La vigilanza di Swami Sivananda consisteva nel tenere sempre accesa la luce interiore. Finché c’è la luce, l’oscurità non può sussistere: per quanto debole, la luce è in grado di annullare le tenebre; non puoi sradicare l’oscurità, devi illuminarla, non puoi sradicare questa nozione di “io”, ma puoi proiettare un flusso di luce su di essa e vedere che cos’è. Questa luce interiore deve ardere costantemente, ininterrottamente: questo è l’unico modo di superare l’ignoranza.
Insieme all’infinito c’è anche l’ignoranza: l’infinito cela infinite potenzialità in ogni momento; c’è un’esperienza d’illuminazione che va oltre l’esperienza dualistica, ma in quella esperienza pura, sorge anche il desiderio di separarsi dall’esperienza come suo fruitore, di trattenerla. Il desiderio sorge, perché è anche inerente ad ogni atomo di esistenza: quella che è consapevole di questo è la saggezza (viveka). Quando quella saggezza è costante e ininterrotta, la divisione non sorge; quando quella divisione non sorge non c’è contatto e, quando non c’è contatto non c’è l’esperienza dualistica. C’è il puro vivere che è beatitudine, c’è pura azione che è amore: c’è l’unità.
Se non c’è divisione, non c’è né dolore né piacere; anche quando non c’è divisione e quindi non c’è dolore o piacere, c’è ancora la consapevolezza. La consapevolezza, l’esperienza e l’azione sono inerenti in ogni atomo dell’esistenza, in ogni cellula del tuo corpo. La pura azione è chiamata amore; la pura esperienza in cui non c’è alcuna divisione è beatitudine - che la beatitudine provenga da un cancro o da un’incoronazione – perché è al di là del piacere e del dolore.
Tutti i problemi sorgono dalla non comprensione dell’unità, e questo ci riporta davanti al problema: cos’è la non-comprensione? Come può sorgere, se ogni atomo d’esistenza e ogni cellula del proprio essere è satura di consapevolezza?

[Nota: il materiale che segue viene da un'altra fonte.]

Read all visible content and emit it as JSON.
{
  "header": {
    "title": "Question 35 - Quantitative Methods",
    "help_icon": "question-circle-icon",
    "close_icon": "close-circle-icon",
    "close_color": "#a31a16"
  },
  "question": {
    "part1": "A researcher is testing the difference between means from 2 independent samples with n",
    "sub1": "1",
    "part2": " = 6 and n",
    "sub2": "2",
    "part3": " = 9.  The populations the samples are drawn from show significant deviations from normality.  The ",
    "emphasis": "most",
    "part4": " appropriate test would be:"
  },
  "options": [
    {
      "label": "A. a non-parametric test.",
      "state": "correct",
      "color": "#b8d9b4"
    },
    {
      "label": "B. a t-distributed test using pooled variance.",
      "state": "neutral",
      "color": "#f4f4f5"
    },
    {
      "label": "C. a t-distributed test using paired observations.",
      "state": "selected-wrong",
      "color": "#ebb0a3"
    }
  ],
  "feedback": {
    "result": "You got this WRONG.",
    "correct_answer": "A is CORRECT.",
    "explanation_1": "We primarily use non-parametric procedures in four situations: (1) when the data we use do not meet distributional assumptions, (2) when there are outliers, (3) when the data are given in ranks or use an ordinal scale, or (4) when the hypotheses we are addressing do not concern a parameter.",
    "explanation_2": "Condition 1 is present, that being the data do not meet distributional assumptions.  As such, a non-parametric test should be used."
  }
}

Non credo che qualcuno abbia la risposta: occorre guardare dentro e vedere cos’è che è consapevole di questa non-comprensione.
Quando questa pura comprensione o saggezza è ininterrotta, la tua vita è libera dalla sofferenza; vivi (però consapevolmente) come nel sonno profondo: tutto ciò che accade a te, accade nella totalità, senza che sorga un soggetto separato dell’esperienza. Quando si parla, si parla, non c’è un “io” che parla. Quando lavori, il lavoro accade: tu e il lavoro siete diventati uno, perciò non c’è un “tu”.
Solo quando viveka è ininterrotto si può dire che gli ostacoli sono stati rimossi. Spesso ci comportiamo come il rasoio: ci radiamo e immaginiamo che il problema sia stato risolto, ma non lo è! La mattina dopo ti svegli e sta di nuovo lì. Questo è il problema costante nella nostra vita e nella nostra pratica di yoga: pensiamo che il problema sia scomparso ma non lo è. Il nostro solito amico e nemico: “Pensavo”, “Pensavo che fosse passato”, “Pensavo di essere illuminato”, può entrare e interferire nella nostra vita in un milione di modi (e la prossima frase è fondamentale) “senza che noi ne siamo consapevoli”. Infatti il nostro non esserne consapevoli è chiamata ignoranza e qui la solita scusa, “non lo sapevo” non è una scusa.